Researchers at HGMD have been involved for several years in attempts to automatically extract mutation data from the literature. We recently contributed towards the Automatic Variant Evidence Database (AVADA), a novel machine learning tool that uses natural language processing to automatically identify pathogenic genetic variant evidence in full-text primary literature (Birgmeier et al. 2020). AVADA automatically retrieved 58% of the likely disease-causing variants deposited in HGMD. Automatic retrieval and verification of novel likely disease-causing variants involved in inherited disease (i.e. those not already verified via manual curation) is, however, much more challenging. Our own internal assessment has demonstrated that > 90% of novel (i.e. unknown to HGMD) computationally derived automated literature mutation “hits” are in fact (from HGMD’s point of view) false positives comprising a mixture of several different types; (i) somatic mutations (e.g. cancer driver mutations or mutations conferring cancer therapy resistance), i(i) non-human mutations (i.e. from mouse, or another model organism), iii) artificially engineered mutations (e.g. mutagenesis experiments looking at catalytic or other active sites of a protein), (iv) so-called “A.I. artifacts” (i.e. supposed variant matches a specified text mining pattern, but is not a genuine mutation), (v) incorrectly or inadequately described human mutations (e.g. protein description not matching nucleotide description, requiring manual verification, but entered verbatim by the algorithm), (vi) secondary mRNA or other post-transcriptional sequelae (e.g. skipped exons or intron inclusions), (vii) coincidentally co-located mutations matching positions in two or more different genes, but only being genuine for one of them, and finally (viii) benign variants (polymorphisms or rare variants only found in healthy controls). The tracking down of such false leads involved a great deal of HGMD editorial/curation time, but did not lead to a corresponding increase in identified novel disease-relevant mutations. Owing to these limitations, we have opted to implement a strictly controlled form of automated additional reference retrieval, using pre-existing and well-described human-curated HGMD variants.

Automated additional reference retrieval

To minimise the possibility of accruing the aforementioned false positives, HGMD has taken the decision to strictly limit the application of automated mutation retrieval/identification methods to our previously catalogued human mutation data set, identifying only the additional literature mentions of these already verified mutations. The computerised method employed will examine the full-text of identified articles (HTML or PDF including any supplementary material). Any literature reference in which a mention of a previously described mutation is found will be recorded and entered into HGMD as an additional reference for that mutation. These additional auto-curated references will be clearly marked as non-human curated when presented to HGMD users.

Future plans

HGMD plans to include the data from the GTEx project (GTEx Consortium 2013) to allow filtering on tissue expression of particular genes. This, in combination with the Gene Ontology and UMLS, should allow even more efficient filtering (e.g. combining “central nervous system disorder” from the UMLS with “brain expressed” genes from GTEx). We also have plans to expand our provision of in silico variant predictions and to include computed ACMG classifications, based on the ACMG 2.0 rules recently published (Kalia et al. 2017). Roll-out of our automated additional reference retrieval system is also a priority.
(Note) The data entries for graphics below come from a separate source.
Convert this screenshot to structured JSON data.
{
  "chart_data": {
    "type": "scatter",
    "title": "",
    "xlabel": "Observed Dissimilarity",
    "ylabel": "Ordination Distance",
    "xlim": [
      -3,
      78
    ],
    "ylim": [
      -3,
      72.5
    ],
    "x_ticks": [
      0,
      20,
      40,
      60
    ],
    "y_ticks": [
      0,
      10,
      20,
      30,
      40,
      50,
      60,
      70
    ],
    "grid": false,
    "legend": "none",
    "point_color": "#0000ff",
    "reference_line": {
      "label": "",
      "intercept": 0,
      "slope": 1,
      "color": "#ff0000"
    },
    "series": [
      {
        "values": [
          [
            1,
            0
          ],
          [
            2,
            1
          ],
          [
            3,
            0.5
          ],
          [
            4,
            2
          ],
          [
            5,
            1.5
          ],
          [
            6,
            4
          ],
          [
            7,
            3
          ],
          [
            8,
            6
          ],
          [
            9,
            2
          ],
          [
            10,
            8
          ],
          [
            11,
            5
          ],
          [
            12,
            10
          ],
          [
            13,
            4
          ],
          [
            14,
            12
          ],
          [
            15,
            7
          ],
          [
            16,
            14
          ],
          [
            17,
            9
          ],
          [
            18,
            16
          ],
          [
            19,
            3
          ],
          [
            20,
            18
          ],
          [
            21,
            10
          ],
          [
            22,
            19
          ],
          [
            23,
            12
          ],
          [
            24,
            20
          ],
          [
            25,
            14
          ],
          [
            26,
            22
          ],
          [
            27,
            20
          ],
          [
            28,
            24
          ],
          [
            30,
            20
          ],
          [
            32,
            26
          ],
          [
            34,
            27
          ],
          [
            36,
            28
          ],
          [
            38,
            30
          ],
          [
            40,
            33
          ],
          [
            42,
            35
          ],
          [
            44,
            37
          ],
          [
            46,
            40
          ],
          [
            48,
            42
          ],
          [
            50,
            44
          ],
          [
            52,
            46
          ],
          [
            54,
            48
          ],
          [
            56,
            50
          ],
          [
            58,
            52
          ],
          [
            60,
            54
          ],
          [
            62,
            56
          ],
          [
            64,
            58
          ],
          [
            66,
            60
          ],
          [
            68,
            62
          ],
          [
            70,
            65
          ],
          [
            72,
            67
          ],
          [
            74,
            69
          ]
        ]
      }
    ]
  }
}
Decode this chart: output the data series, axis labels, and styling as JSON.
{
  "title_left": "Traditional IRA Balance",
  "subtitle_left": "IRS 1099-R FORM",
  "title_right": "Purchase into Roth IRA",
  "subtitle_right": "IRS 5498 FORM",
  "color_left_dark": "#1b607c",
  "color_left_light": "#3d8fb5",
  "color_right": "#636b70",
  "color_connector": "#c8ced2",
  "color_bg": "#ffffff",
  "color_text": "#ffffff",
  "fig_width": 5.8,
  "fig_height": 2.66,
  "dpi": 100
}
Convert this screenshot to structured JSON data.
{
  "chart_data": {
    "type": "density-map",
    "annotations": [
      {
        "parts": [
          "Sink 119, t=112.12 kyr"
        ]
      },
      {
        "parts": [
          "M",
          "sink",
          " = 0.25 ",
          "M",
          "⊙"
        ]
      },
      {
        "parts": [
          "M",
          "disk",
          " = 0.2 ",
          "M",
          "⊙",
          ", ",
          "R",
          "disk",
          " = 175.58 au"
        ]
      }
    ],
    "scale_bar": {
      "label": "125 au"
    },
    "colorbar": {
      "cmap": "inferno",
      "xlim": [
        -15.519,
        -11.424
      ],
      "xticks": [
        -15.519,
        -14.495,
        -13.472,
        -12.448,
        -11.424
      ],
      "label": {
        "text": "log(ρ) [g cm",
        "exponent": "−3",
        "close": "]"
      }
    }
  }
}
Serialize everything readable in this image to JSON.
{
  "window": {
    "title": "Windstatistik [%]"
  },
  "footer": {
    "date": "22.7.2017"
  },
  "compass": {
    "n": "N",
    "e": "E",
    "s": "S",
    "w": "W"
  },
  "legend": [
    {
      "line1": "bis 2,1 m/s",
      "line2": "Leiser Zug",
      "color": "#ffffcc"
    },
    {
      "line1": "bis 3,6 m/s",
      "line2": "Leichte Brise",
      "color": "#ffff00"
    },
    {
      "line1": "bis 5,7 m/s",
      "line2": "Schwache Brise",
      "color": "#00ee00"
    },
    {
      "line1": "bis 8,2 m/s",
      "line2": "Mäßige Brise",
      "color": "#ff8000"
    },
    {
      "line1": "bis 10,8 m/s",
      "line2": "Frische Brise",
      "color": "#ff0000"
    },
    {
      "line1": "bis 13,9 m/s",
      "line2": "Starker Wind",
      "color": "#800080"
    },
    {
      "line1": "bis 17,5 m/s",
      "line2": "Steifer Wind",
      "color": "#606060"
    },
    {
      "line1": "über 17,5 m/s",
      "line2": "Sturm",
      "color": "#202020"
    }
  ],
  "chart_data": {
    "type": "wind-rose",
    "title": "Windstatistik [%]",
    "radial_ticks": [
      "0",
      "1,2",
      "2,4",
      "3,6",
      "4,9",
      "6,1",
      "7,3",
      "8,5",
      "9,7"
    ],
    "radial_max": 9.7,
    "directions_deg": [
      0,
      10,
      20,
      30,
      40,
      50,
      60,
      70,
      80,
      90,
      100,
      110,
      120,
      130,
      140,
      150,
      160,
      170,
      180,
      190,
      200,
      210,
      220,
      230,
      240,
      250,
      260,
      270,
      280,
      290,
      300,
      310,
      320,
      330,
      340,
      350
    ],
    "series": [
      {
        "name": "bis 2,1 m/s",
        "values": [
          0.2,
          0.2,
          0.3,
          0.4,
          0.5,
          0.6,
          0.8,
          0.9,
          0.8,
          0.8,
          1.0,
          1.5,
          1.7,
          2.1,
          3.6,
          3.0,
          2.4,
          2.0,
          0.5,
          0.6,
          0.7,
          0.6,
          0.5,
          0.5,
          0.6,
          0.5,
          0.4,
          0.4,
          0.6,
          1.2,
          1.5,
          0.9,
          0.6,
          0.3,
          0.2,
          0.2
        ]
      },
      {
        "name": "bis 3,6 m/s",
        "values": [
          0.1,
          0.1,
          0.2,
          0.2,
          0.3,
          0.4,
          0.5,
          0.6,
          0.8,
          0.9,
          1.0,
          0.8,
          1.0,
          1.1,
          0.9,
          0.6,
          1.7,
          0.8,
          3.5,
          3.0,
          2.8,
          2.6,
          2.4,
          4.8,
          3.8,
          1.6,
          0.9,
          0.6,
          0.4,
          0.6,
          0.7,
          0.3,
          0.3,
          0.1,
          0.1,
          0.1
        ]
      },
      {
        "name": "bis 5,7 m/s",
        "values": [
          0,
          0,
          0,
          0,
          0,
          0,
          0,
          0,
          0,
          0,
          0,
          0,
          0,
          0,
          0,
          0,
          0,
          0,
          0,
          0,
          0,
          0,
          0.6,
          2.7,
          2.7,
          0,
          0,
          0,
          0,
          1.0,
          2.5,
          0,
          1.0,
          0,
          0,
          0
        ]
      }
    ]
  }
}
In conclusion, HGMD contains an expansive set of tools that may be utilised by users in the fields of clinical diagnostics, personalised genomics and NGS/bioinformatics research to search and prioritise results derived from its comprehensive mutation data set. The onus is, however, on the clinician or researcher to use these tools and data sensibly and appropriately to obtain results that are suitable for their own use cases.